Были и технические ошибки, когда страдали мирные жители. Оправданий этому нет. Вообще израильтяне испугались реакции мирового сообщества и согласились на гуманитарный коридор и 3 часа передышки. Я на секунду представил, что во время Великой Отечественной войны, окружения и штурма Берлина мы объявляем три часа передышки для того, чтобы оставшемуся мирному немецкому населению привезти медикаменты и питание и дать фашистам перегруппироваться…
— В телерепортажах Газа выглядит совсем по-другому…
— Я считаю необъективными телерепортажи из Газы. То показывают какую-то больную женщину на развалинах, которой якобы некуда пойти. Хотя больницы принимают больных! Одни и те же сюжеты с одними и теми же домами с разных ракурсов нагнетают страх, выбивают слезу и гнев. Там причин для гнева больше чем достаточно.
Простым людям, живущим в Газе, конечно, не позавидуешь. По статистике, ее население состоит минимум на 53% из детей. Мне сказали, что Арафат как-то заявил, что палестинские женщины своими матками победят Израиль. Может быть, и правда. По данным палестинских врачей, соотношение раненых детей к раненым взрослым составляет 1:5. И правильно они делают, что прячут детей. Потому что это будущее, это генофонд Палестины.
Продовольственная помощь распределяется в каждом районе Газы — везде есть пункты. Мы видели таких немало и ни разу не видели давки и очередей. Огромную роль играют, конечно, туннели под границей между Газой и Египтом. Говорят, что их около 900. Они выполняют такую же роль, как Ладожское озеро и Дорога жизни во время Второй мировой войны и блокады Ленинграда. Накормить 1,5 миллиона населения не так просто. Но прямо скажу, что жизнь в Газе с блокадным Ленинградом не идет ни в какое сравнение. Люди от голода на улице не умирают.

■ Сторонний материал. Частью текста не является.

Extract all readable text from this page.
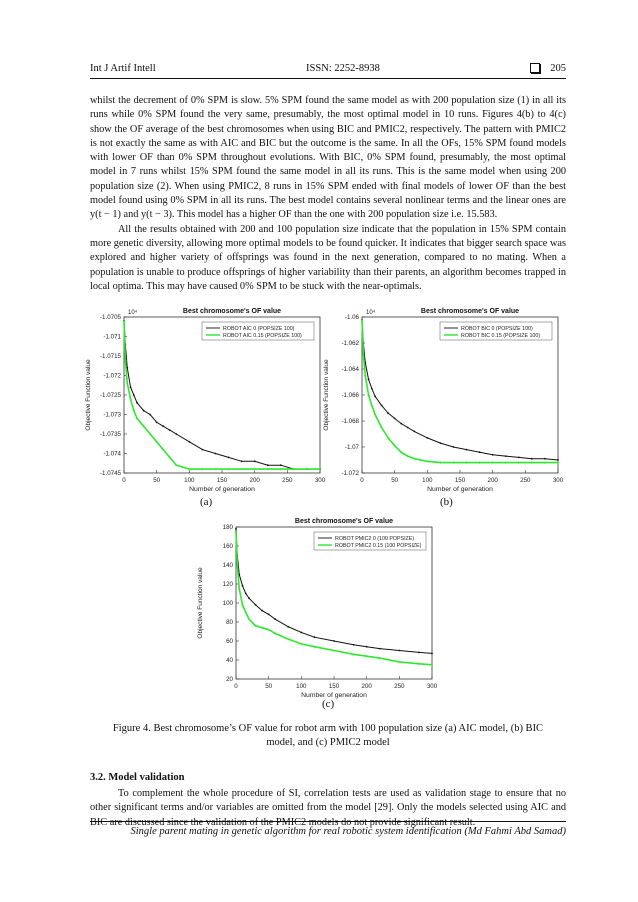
Int J Artif Intell	ISSN: 2252-8938	205

whilst the decrement of 0% SPM is slow. 5% SPM found the same model as with 200 population size (1) in all its runs while 0% SPM found the very same, presumably, the most optimal model in 10 runs. Figures 4(b) to 4(c) show the OF average of the best chromosomes when using BIC and PMIC2, respectively. The pattern with PMIC2 is not exactly the same as with AIC and BIC but the outcome is the same. In all the OFs, 15% SPM found models with lower OF than 0% SPM throughout evolutions. With BIC, 0% SPM found, presumably, the most optimal model in 7 runs whilst 15% SPM found the same model in all its runs. This is the same model when using 200 population size (2). When using PMIC2, 8 runs in 15% SPM ended with final models of lower OF than the best model found using 0% SPM in all its runs. The best model contains several nonlinear terms and the linear ones are y(t − 1) and y(t − 3). This model has a higher OF than the one with 200 population size i.e. 15.583.

All the results obtained with 200 and 100 population size indicate that the population in 15% SPM contain more genetic diversity, allowing more optimal models to be found quicker. It indicates that bigger search space was explored and higher variety of offsprings was found in the next generation, compared to no mating. When a population is unable to produce offsprings of higher variability than their parents, an algorithm becomes trapped in local optima. This may have caused 0% SPM to be stuck with the near-optimals.

0	50	100	150	200	250	300
-1.0705
-1.071
-1.0715
-1.072
-1.0725
-1.073
-1.0735
-1.074
-1.0745
10⁴	Best chromosome's OF value
Number of generation
Objective Function value
+
+
+
+
+
+
+
+
+
+
+
+ + + + + + + + + + + + +
ROBOT AIC 0 (POPSIZE 100)
ROBOT AIC 0.15 (POPSIZE 100)
0	50	100	150	200	250	300
-1.06
-1.062
-1.064
-1.066
-1.068
-1.07
-1.072
10⁴	Best chromosome's OF value
Number of generation
Objective Function value
+
+
+
+
+
+
+
+
+
+
+ + + + + + + + + + + + + +
ROBOT BIC 0 (POPSIZE 100)
ROBOT BIC 0.15 (POPSIZE 100)
0	50	100	150	200	250	300
180
160
140
120
100
80
60
40
20
Best chromosome's OF value
Number of generation
Objective Function value
+
+
+
+
+
+
+ + +
+
+
+ +
+
+ + +
+	+ +
ROBOT PMIC2 0 (100 POPSIZE)
ROBOT PMIC2 0.15 (100 POPSIZE)
(a)	(b)
(c)
Figure 4. Best chromosome’s OF value for robot arm with 100 population size (a) AIC model, (b) BIC model, and (c) PMIC2 model
3.2. Model validation
To complement the whole procedure of SI, correlation tests are used as validation stage to ensure that no other significant terms and/or variables are omitted from the model [29]. Only the models selected using AIC and BIC are discussed since the validation of the PMIC2 models do not provide significant result.
Single parent mating in genetic algorithm for real robotic system identification (Md Fahmi Abd Samad)
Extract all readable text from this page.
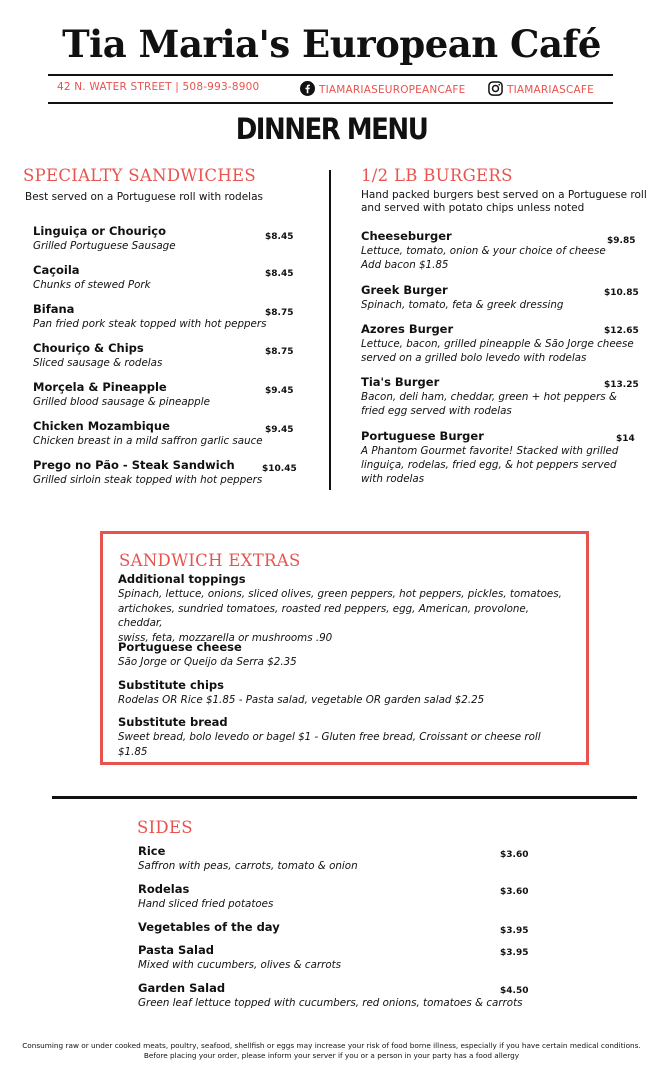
Tia Maria's European Café
42 N. WATER STREET | 508-993-8900	TIAMARIASEUROPEANCAFE	TIAMARIASCAFE
DINNER MENU
SPECIALTY SANDWICHES
Best served on a Portuguese roll with rodelas
Linguiça or Chouriço
Grilled Portuguese Sausage
$8.45
Caçoila
Chunks of stewed Pork
$8.45
Bifana
Pan fried pork steak topped with hot peppers
$8.75
Chouriço & Chips
Sliced sausage & rodelas
$8.75
Morçela & Pineapple
Grilled blood sausage & pineapple
$9.45
Chicken Mozambique
Chicken breast in a mild saffron garlic sauce
$9.45
Prego no Pão - Steak Sandwich
Grilled sirloin steak topped with hot peppers
$10.45
1/2 LB BURGERS
Hand packed burgers best served on a Portuguese roll
and served with potato chips unless noted
Cheeseburger
Lettuce, tomato, onion & your choice of cheese
Add bacon $1.85
$9.85
Greek Burger
Spinach, tomato, feta & greek dressing
$10.85
Azores Burger
Lettuce, bacon, grilled pineapple & São Jorge cheese
served on a grilled bolo levedo with rodelas
$12.65
Tia's Burger
Bacon, deli ham, cheddar, green + hot peppers &
fried egg served with rodelas
$13.25
Portuguese Burger
A Phantom Gourmet favorite! Stacked with grilled
linguiça, rodelas, fried egg, & hot peppers served
with rodelas
$14
SANDWICH EXTRAS
Additional toppings
Spinach, lettuce, onions, sliced olives, green peppers, hot peppers, pickles, tomatoes,
artichokes, sundried tomatoes, roasted red peppers, egg, American, provolone, cheddar,
swiss, feta, mozzarella or mushrooms .90
Portuguese cheese
São Jorge or Queijo da Serra $2.35
Substitute chips
Rodelas OR Rice $1.85 - Pasta salad, vegetable OR garden salad $2.25
Substitute bread
Sweet bread, bolo levedo or bagel $1 - Gluten free bread, Croissant or cheese roll $1.85
SIDES
Rice
Saffron with peas, carrots, tomato & onion
$3.60
Rodelas
Hand sliced fried potatoes
$3.60
Vegetables of the day	$3.95
Pasta Salad
Mixed with cucumbers, olives & carrots
$3.95
Garden Salad
Green leaf lettuce topped with cucumbers, red onions, tomatoes & carrots
$4.50
Consuming raw or under cooked meats, poultry, seafood, shellfish or eggs may increase your risk of food borne illness, especially if you have certain medical conditions.
Before placing your order, please inform your server if you or a person in your party has a food allergy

— Как функционируют эти туннели?
— По ним перевозят продовольствие, гонят скот, ходят люди, говорят, по одному даже может проехать автомобиль. И оружие переправляют через них. Один из египетских врачей пробрался в Газу тоже по такому туннелю. Чтобы получить разрешение на прорытие туннеля, нужно просто прийти в мэрию Газы и заплатить $100 тысяч. Как только туннель заработает, он окупается за 2—3 дня — это огромный бизнес, цены очень высокие.

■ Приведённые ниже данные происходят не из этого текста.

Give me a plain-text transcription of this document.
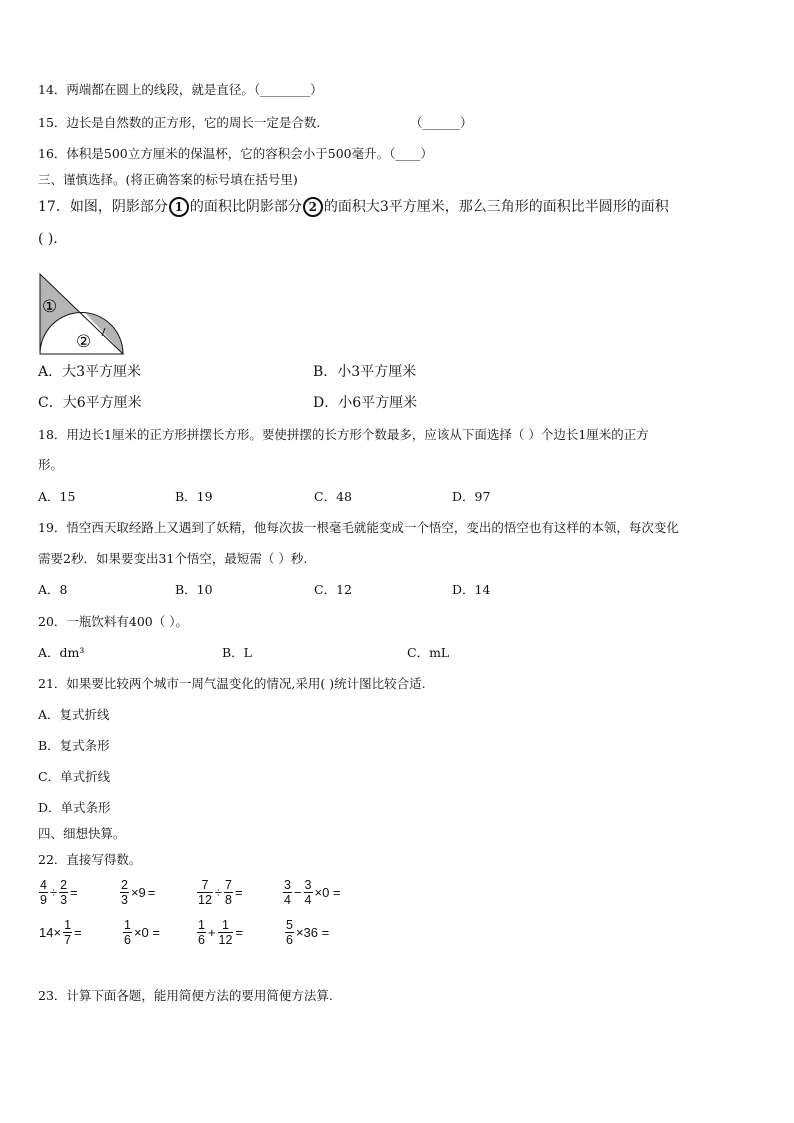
14．两端都在圆上的线段，就是直径。（________）
15．边长是自然数的正方形，它的周长一定是合数.	（______）
16．体积是500立方厘米的保温杯，它的容积会小于500毫升。（____）
三、谨慎选择。(将正确答案的标号填在括号里)
17．如图，阴影部分 1 的面积比阴影部分 2 的面积大3平方厘米，那么三角形的面积比半圆形的面积
( )．
①
②
A．大3平方厘米	B．小3平方厘米
C．大6平方厘米	D．小6平方厘米
18．用边长1厘米的正方形拼摆长方形。要使拼摆的长方形个数最多，应该从下面选择（ ）个边长1厘米的正方
形。
A．15	B．19	C．48	D．97
19．悟空西天取经路上又遇到了妖精，他每次拔一根毫毛就能变成一个悟空，变出的悟空也有这样的本领，每次变化
需要2秒．如果要变出31个悟空，最短需（ ）秒.
A．8	B．10	C．12	D．14
20．一瓶饮料有400（ ）。
A．dm³	B．L	C．mL
21．如果要比较两个城市一周气温变化的情况,采用( )统计图比较合适.
A．复式折线
B．复式条形
C．单式折线
D．单式条形
四、细想快算。
22．直接写得数。
$\frac{4}{9} \div \frac{2}{3}$ =	$\frac{2}{3} \times 9$ =	$\frac{7}{12} \div \frac{7}{8}$ =	$\frac{3}{4} - \frac{3}{4} \times 0$ =
$14\times \frac{1}{7}$ =	$\frac{1}{6} \times 0$ =	$\frac{1}{6} + \frac{1}{12}$ =	$\frac{5}{6} \times 36$ =
23．计算下面各题，能用简便方法的要用简便方法算.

Мне говорили, что как только египтяне и израильтяне открывают пропускные пункты на границах, цены на продовольствие в туннелях резко падают. И тогда их хозяева организуют 3—4 ракеты в Израиль — пропускные пункты закрываются, и цены в туннелях растут.
Я все время думаю об одном — если богатый арабский мир действительно хочет помочь палестинскому народу, неужели он не может построить там фабрики, заводы, дать работу людям, огромному числу беженцев, оросить поля? Из этой земли можно сделать сад, и тогда никакие войны будут не нужны. Но кому-то, наверное, интересно иметь в Палестине озлобленных на Израиль людей. И я все же ближе к позиции Аббаса, который обвиняет “Хамас” в том, что сегодня произошло в Газе.

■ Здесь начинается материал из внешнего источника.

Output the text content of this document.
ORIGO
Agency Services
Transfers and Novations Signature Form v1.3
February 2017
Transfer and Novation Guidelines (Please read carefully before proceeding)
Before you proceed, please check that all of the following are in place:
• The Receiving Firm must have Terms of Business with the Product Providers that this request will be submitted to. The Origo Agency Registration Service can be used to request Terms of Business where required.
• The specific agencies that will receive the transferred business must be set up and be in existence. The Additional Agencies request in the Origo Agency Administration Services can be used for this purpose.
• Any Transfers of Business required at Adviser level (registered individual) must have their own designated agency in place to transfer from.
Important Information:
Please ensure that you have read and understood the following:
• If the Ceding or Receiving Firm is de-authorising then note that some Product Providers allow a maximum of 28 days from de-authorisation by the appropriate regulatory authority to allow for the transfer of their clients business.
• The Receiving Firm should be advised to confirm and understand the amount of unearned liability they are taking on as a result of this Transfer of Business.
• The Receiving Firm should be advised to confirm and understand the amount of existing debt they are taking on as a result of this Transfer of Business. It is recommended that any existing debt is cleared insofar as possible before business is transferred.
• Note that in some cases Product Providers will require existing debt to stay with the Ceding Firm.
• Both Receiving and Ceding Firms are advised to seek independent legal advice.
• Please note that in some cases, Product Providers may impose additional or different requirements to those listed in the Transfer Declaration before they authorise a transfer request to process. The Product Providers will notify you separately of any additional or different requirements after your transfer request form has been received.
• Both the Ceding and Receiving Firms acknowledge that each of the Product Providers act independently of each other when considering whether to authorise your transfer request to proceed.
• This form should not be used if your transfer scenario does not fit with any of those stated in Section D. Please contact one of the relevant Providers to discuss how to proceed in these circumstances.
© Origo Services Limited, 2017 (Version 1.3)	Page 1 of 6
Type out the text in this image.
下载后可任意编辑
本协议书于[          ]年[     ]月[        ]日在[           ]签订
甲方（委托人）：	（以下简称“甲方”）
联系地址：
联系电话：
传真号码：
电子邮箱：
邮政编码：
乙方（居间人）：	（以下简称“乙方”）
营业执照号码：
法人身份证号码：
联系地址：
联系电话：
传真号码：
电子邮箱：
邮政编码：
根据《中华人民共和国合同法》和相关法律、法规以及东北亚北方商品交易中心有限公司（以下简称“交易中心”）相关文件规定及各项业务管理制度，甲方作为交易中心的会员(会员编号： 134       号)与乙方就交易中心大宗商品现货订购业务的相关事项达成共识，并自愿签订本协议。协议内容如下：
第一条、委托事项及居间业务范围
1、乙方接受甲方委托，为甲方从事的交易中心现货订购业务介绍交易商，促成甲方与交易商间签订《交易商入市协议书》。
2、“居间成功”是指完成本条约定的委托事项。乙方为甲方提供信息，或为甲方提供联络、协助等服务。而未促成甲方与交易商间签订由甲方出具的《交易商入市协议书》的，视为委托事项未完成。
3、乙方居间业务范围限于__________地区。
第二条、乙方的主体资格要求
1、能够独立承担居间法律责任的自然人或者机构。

— Леонид Михайлович, вы возглавляете комиссию Общественной палаты России по здравоохранению. Как, по вашему мнению, может повлиять кризис на состояние нашей медицины?
— Несмотря на уверения правительства, я не убежден, что финансирование здравоохранения не ухудшится. Если закрываются заводы и уменьшается фонд зарплаты, значит, меньший объем средств получит фонд ОМС, за счет которого в основном финансируют лечебную работу и выплачивают зарплату части медиков. Как это будет компенсировано государством — неясно.
Нам не хватило пяти лет, чтобы кардинально изменить здравоохранение и чтобы каждый россиянин был удовлетворен им. Это почти сказка, но близко к этому мы бы подошли. Кризис наступил внезапно, и наши мечты о перевооружении материально-технической базы российского здравоохранения, которая устарела на 70%, боюсь, не сбудутся. Как и многие другие начинания.
Позиция нашей комиссии Общественной палаты такова: надо выбрать главные направления, которые позволят снизить смертность и инвалидность. За каждое направление в медицине должны отвечать крупные российские медицинские учреждения. Например, за онкологию — Российский онкоцентр им. Блохина, за педиатрию — Научный центр здоровья детей РАМН. И т.д. И с этих институтов должен быть спрос за все, что происходит в России. Главным образом за качество оказания медпомощи и квалификацию специалистов. Им должны быть даны и определенные права.
Ясно, что у россиян есть претензии к квалификации отдельных специалистов. И понятно, что высшая медицинская школа должна давать больше навыков, комиссия по здравоохранению Общественной палаты считает, что нужно вернуться к субординатуре, с тем чтобы после окончания института каждый врач мог бы сразу работать в первичном звене — терапевтом, педиатром, врачом общей практики, как работали, например, мы. А у нас “маразм крепчает”, когда ведущих специалистов, убеленных сединами, заставляют, как студентов, проходить первичную специализацию, естественно, за большие деньги.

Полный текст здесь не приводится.